Photo courtesy Buffalo Trace

Photo courtesy Buffalo Trace

I haven’t been posting as much as I should have lately, but it’s not because I’m a lazy bum (although I really am kind of a lazy bum). But in this case, at least, it’s because I’m currently in the middle of a few things, including an article for The Bourbon Review mag about Blanton’s Single Barrel Bourbon. I got to chat on the phone with the legendary Jimmy Russell — master distiller at Wild Turkey, who’s been with the brand since 1954 — about Elmer T. Lee, who created Blanton’s. To say it was a thrill is an understatement. I’ve met Jimmy on several occasions, but every time our paths cross my inner fanboy still comes out in full force.

I also got to chat with Freddie Johnson, who’s less well known but also a legendary figure in bourbon, even though he’s never distilled a drop of the stuff. He’s a third generation Buffalo Trace man — both his grandfather (warehouse foreman Jimmy Johnson, Sr.) and his father (warehouse supervisor Jimmy Johnson, Jr.) worked at the distillery, going all the way back to 1912. They were among the first Black people to hold such positions of authority at distilleries in Kentucky. While Freddie didn’t initially go into “the family business,” he returned to Frankfort, where the distillery is located, to care for his ailing father in 2002, and became a tour guide at Buffalo Trace for what he thought would be a year or two. Almost 20 years later, he’s still at it, a walking repository of Buffalo Trace lore. He regales visitors nonstop with facts and figures that are always on the tip of his tongue, as well as his own childhood memories of being at the distillery with his father and grandfather.

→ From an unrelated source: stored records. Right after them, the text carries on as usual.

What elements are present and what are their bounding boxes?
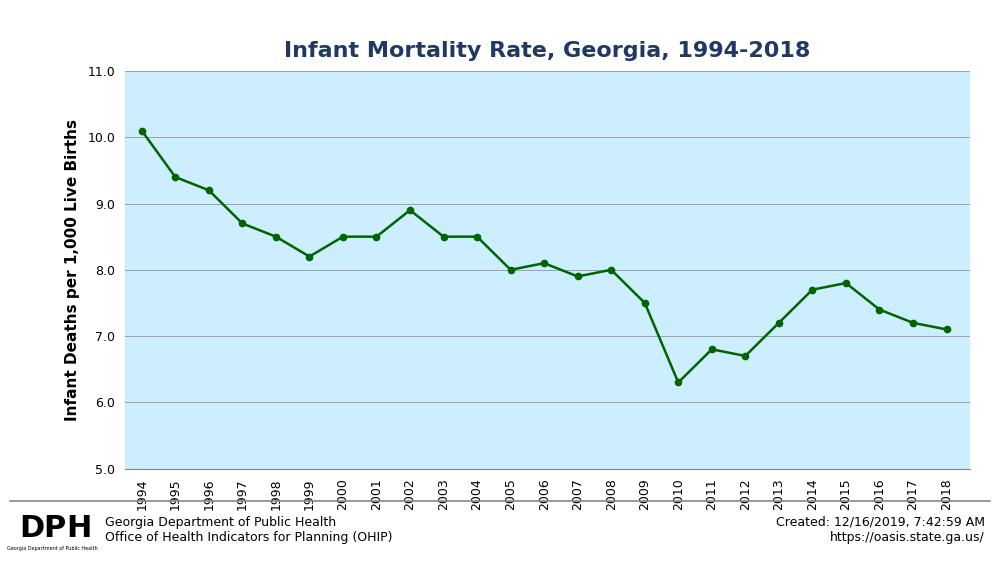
Text: Georgia Department of Public Health: Georgia Department of Public Health xyxy=(7,546,98,550)
Text: H: H xyxy=(66,514,91,543)
Y-axis label: Infant Deaths per 1,000 Live Births: Infant Deaths per 1,000 Live Births xyxy=(65,119,80,421)
Text: D: D xyxy=(19,514,44,543)
Text: Created: 12/16/2019, 7:42:59 AM: Created: 12/16/2019, 7:42:59 AM xyxy=(776,516,985,529)
Text: Office of Health Indicators for Planning (OHIP): Office of Health Indicators for Planning… xyxy=(105,531,392,544)
Text: Georgia Department of Public Health: Georgia Department of Public Health xyxy=(105,516,336,529)
Title: Infant Mortality Rate, Georgia, 1994-2018: Infant Mortality Rate, Georgia, 1994-201… xyxy=(284,41,811,61)
Text: https://oasis.state.ga.us/: https://oasis.state.ga.us/ xyxy=(830,531,985,544)
Text: P: P xyxy=(44,514,66,543)
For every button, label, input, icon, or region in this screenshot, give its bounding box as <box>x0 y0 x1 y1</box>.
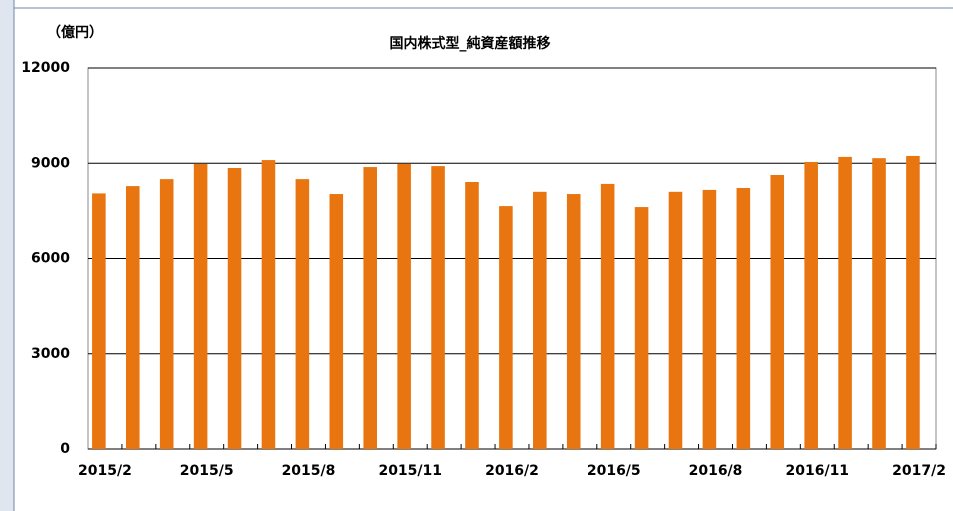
bar <box>770 174 785 449</box>
bar <box>465 181 479 450</box>
axis-unit: （億円） <box>47 24 103 41</box>
bar <box>431 166 445 450</box>
bar <box>906 155 920 449</box>
bar <box>92 193 106 449</box>
x-tick-label: 2017/2 <box>892 463 946 479</box>
bar <box>872 158 886 450</box>
bar <box>227 168 242 449</box>
x-tick-label: 2016/11 <box>785 463 849 479</box>
x-tick-label: 2016/5 <box>587 463 641 479</box>
bar <box>838 156 852 449</box>
y-tick-label: 12000 <box>21 60 70 76</box>
x-tick-label: 2015/11 <box>378 463 442 479</box>
bar <box>566 194 581 449</box>
bar <box>159 179 174 449</box>
x-tick-label: 2016/2 <box>485 463 539 479</box>
side-strip <box>0 0 14 511</box>
bar <box>499 206 513 449</box>
x-tick-label: 2015/2 <box>78 463 132 479</box>
chart-title: 国内株式型_純資産額推移 <box>390 35 551 52</box>
bar <box>668 191 683 449</box>
x-tick-label: 2015/8 <box>282 463 336 479</box>
bar <box>363 167 377 449</box>
bar <box>702 189 717 450</box>
bar <box>125 186 140 450</box>
bar <box>533 191 547 449</box>
y-tick-label: 3000 <box>31 346 70 362</box>
bar <box>261 160 276 449</box>
y-tick-label: 6000 <box>31 251 70 267</box>
y-tick-label: 0 <box>60 441 70 457</box>
y-tick-label: 9000 <box>31 155 70 171</box>
x-tick-label: 2016/8 <box>689 463 743 479</box>
bar <box>329 194 344 449</box>
bar <box>397 163 411 449</box>
x-tick-label: 2015/5 <box>180 463 234 479</box>
bar <box>736 188 751 449</box>
bar <box>634 207 649 449</box>
bar <box>295 179 310 449</box>
bar <box>193 163 208 449</box>
bar <box>600 183 615 449</box>
bar <box>804 161 818 450</box>
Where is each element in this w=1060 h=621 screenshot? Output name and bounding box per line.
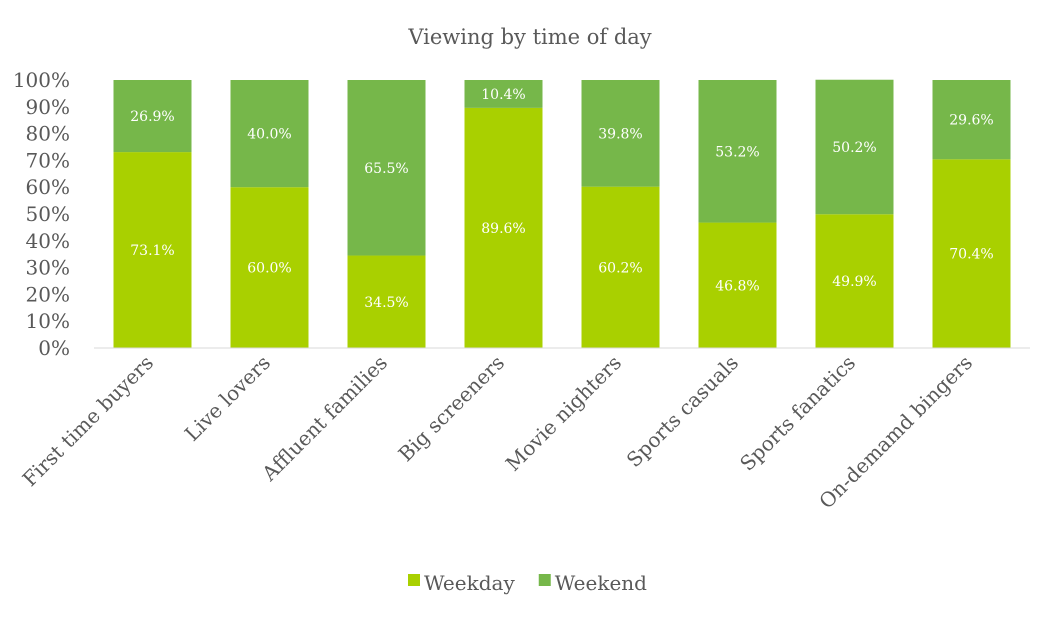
legend-label: Weekend <box>555 571 647 595</box>
data-label: 70.4% <box>949 247 993 263</box>
y-axis: 0% 10% 20%30% 40% 50% 60% 70%80% 90% 100% <box>13 68 70 360</box>
y-tick-label: 90% <box>26 95 70 119</box>
data-label: 40.0% <box>247 127 291 143</box>
x-tick-label: Big screeners <box>393 351 509 467</box>
y-tick-label: 100% <box>13 68 70 92</box>
bar-segment-weekday <box>113 152 192 348</box>
y-tick-label: 80% <box>26 122 70 146</box>
x-tick-label: Sports fanatics <box>735 351 860 476</box>
y-tick-label: 40% <box>26 229 70 253</box>
data-label: 89.6% <box>481 221 525 237</box>
legend-swatch <box>538 574 551 586</box>
bar-segment-weekend <box>347 80 426 256</box>
data-label: 46.8% <box>715 278 759 294</box>
y-tick-label: 10% <box>26 309 70 333</box>
y-tick-label: 60% <box>26 175 70 199</box>
x-tick-label: First time buyers <box>18 351 159 492</box>
x-tick-label: Movie nighters <box>501 351 626 476</box>
bar-segment-weekday <box>815 214 894 348</box>
legend-swatch <box>408 574 420 586</box>
bar-segment-weekend <box>932 80 1011 160</box>
y-tick-label: 30% <box>26 256 70 280</box>
x-tick-label: Sports casuals <box>622 351 743 472</box>
legend: Weekday Weekend <box>408 571 647 595</box>
data-label: 73.1% <box>130 243 174 259</box>
bar-segment-weekend <box>464 80 543 108</box>
data-label: 60.2% <box>598 260 642 276</box>
data-label: 39.8% <box>598 126 642 142</box>
bar-segment-weekday <box>464 107 543 348</box>
bar-segment-weekday <box>698 222 777 348</box>
bar-segment-weekend <box>230 80 309 188</box>
bar-segment-weekend <box>581 80 660 187</box>
data-label: 65.5% <box>364 161 408 177</box>
data-label: 10.4% <box>481 87 525 103</box>
y-tick-label: 0% <box>38 336 70 360</box>
data-label: 60.0% <box>247 261 291 277</box>
legend-label: Weekday <box>424 571 515 595</box>
y-tick-label: 70% <box>26 148 70 172</box>
data-label: 53.2% <box>715 144 759 160</box>
bar-segment-weekend <box>113 80 192 153</box>
x-tick-label: Live lovers <box>180 351 275 446</box>
data-label: 26.9% <box>130 109 174 125</box>
bar-segment-weekday <box>230 187 309 348</box>
data-label: 49.9% <box>832 274 876 290</box>
bar-segment-weekday <box>581 186 660 348</box>
bar-segment-weekend <box>815 79 894 215</box>
data-label: 34.5% <box>364 295 408 311</box>
x-tick-label: Affluent families <box>257 351 392 486</box>
bar-segment-weekday <box>347 255 426 348</box>
bar-segment-weekend <box>698 80 777 223</box>
y-tick-label: 20% <box>26 282 70 306</box>
bars: 73.1% 26.9% 60.0% 40.0% 34.5% 65.5% 89.6% 10.4%… <box>113 79 1011 348</box>
chart-title: Viewing by time of day <box>407 25 651 49</box>
data-label: 29.6% <box>949 113 993 129</box>
bar-segment-weekday <box>932 159 1011 348</box>
y-tick-label: 50% <box>26 202 70 226</box>
data-label: 50.2% <box>832 140 876 156</box>
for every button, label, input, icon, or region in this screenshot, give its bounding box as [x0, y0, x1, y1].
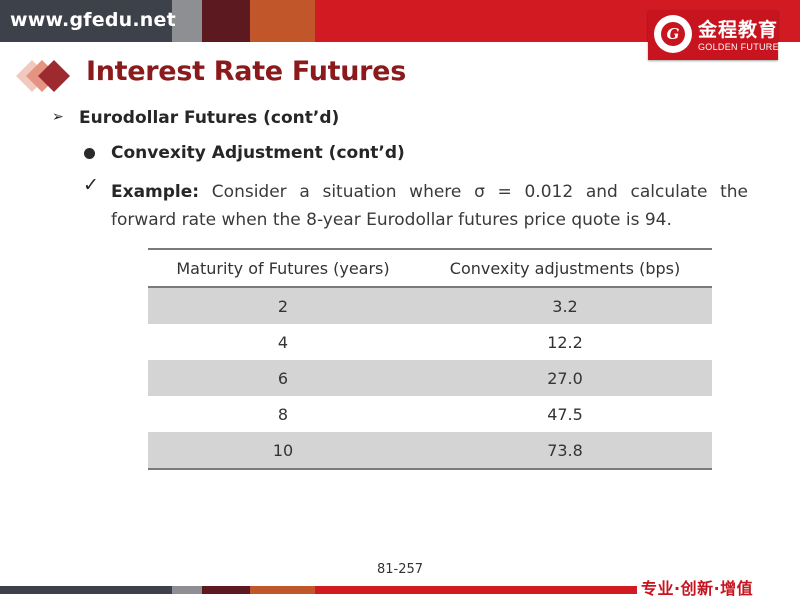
level1-heading: Eurodollar Futures (cont’d)	[79, 108, 340, 128]
header-segment-maroon	[202, 0, 250, 42]
slide-title: Interest Rate Futures	[86, 56, 406, 87]
check-bullet-icon: ✓	[83, 174, 99, 196]
cell-adjustment: 3.2	[418, 287, 712, 324]
table-row: 4 12.2	[148, 324, 712, 360]
cell-adjustment: 27.0	[418, 360, 712, 396]
logo-seal-icon: G	[654, 15, 692, 53]
table-row: 8 47.5	[148, 396, 712, 432]
header-convexity: Convexity adjustments (bps)	[449, 258, 681, 278]
cell-maturity: 8	[277, 404, 289, 424]
footer-segment-orange	[250, 586, 315, 594]
site-url: www.gfedu.net	[10, 9, 176, 31]
cell-adjustment: 73.8	[418, 432, 712, 469]
title-diamond-icon	[16, 60, 70, 92]
example-text-1: Consider a situation where σ = 0.012 and…	[211, 182, 748, 202]
logo-chinese-name: 金程教育	[698, 19, 779, 41]
example-line-2: forward rate when the 8-year Eurodollar …	[111, 210, 672, 230]
cell-adjustment: 47.5	[547, 404, 583, 424]
cell-adjustment: 12.2	[547, 332, 583, 352]
footer-band	[0, 582, 800, 600]
table-header-row: Maturity of Futures (years) Convexity ad…	[148, 249, 712, 287]
cell-maturity: 6	[148, 360, 418, 396]
table-row: 10 73.8	[148, 432, 712, 469]
footer-segment-dark	[0, 586, 172, 594]
footer-segment-gray	[172, 586, 202, 594]
logo-english-name: GOLDEN FUTURE	[698, 42, 779, 52]
example-line-1: Example: Consider a situation where σ = …	[111, 176, 748, 208]
golden-future-logo: G 金程教育 GOLDEN FUTURE	[648, 10, 779, 60]
cell-maturity: 4	[277, 332, 289, 352]
logo-seal-letter: G	[661, 22, 685, 46]
table-row: 6 27.0	[148, 360, 712, 396]
footer-segment-maroon	[202, 586, 250, 594]
header-segment-orange	[250, 0, 315, 42]
level2-heading: Convexity Adjustment (cont’d)	[111, 143, 405, 163]
cell-maturity: 10	[148, 432, 418, 469]
page-number: 81-257	[376, 562, 424, 577]
footer-segment-red	[315, 586, 637, 594]
header-segment-gray	[172, 0, 202, 42]
header-maturity: Maturity of Futures (years)	[176, 258, 390, 278]
cell-maturity: 2	[148, 287, 418, 324]
header-segment-dark	[0, 0, 172, 42]
convexity-table: Maturity of Futures (years) Convexity ad…	[148, 248, 712, 470]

Needless to say (but I’ll say it anyway), if you’re going to write about anything having to do with Buffalo Trace’s history, you’ve got to talk to Freddie Johnson, so a phone call was arranged. I first met him last year when I was in Kentucky for the Bourbon Classic, but I’d never talked with him one-on-one. And there are few better ways to spend 90 minutes than to listen to Freddie Johnson regale you with tales of Buffalo Trace, Elmer T. Lee, Blanton’s, and his philosophy of life in general. He told me far more than I could fit into the article, but he said something towards the end of the conversation that I especially wanted to share, and where better to share it than here?

Somebody was talking to me and said “I finally got me a bottle of Blanton’s.” And he said, “I’m saving it.” And I said, “Oh really?  Saving it for what?” He said, “I’m not really sure, but it’s gonna be something special.”  I said, let me tell you something. Have you ever noticed you only bring out your good stuff with people you like? Think about it — if I don’t like you, I won’t even tell you I’ve got it because I don’t want you asking for it. But what do you do with that good bottle of bourbon that you stood in line for three days for, and you tell everyone what you went through, and you pour a little bit of it in their glass, and then you put that stopper back in the bottle and you put it back on the shelf, and you say “This is one and done”?

There will always be more bottles of Blanton’s. And there will always be more bourbon. But when you pour that drink, never lose sight of why you poured it. You poured it because you were with someone that you cared about, that you wanted to share it with. 

My dad shared with me, he said, “Always remember, it is far better to have the good memories that bottle created when you shared it with friends and people you care about, than to know that the memories never got created because you were too busy trying to save it.”

Unfortunately, I fail to follow Freddie’s advice far too often myself, but it’s worth putting his words out into the universe so all us hoarders might reconsider stashing away the good stuff.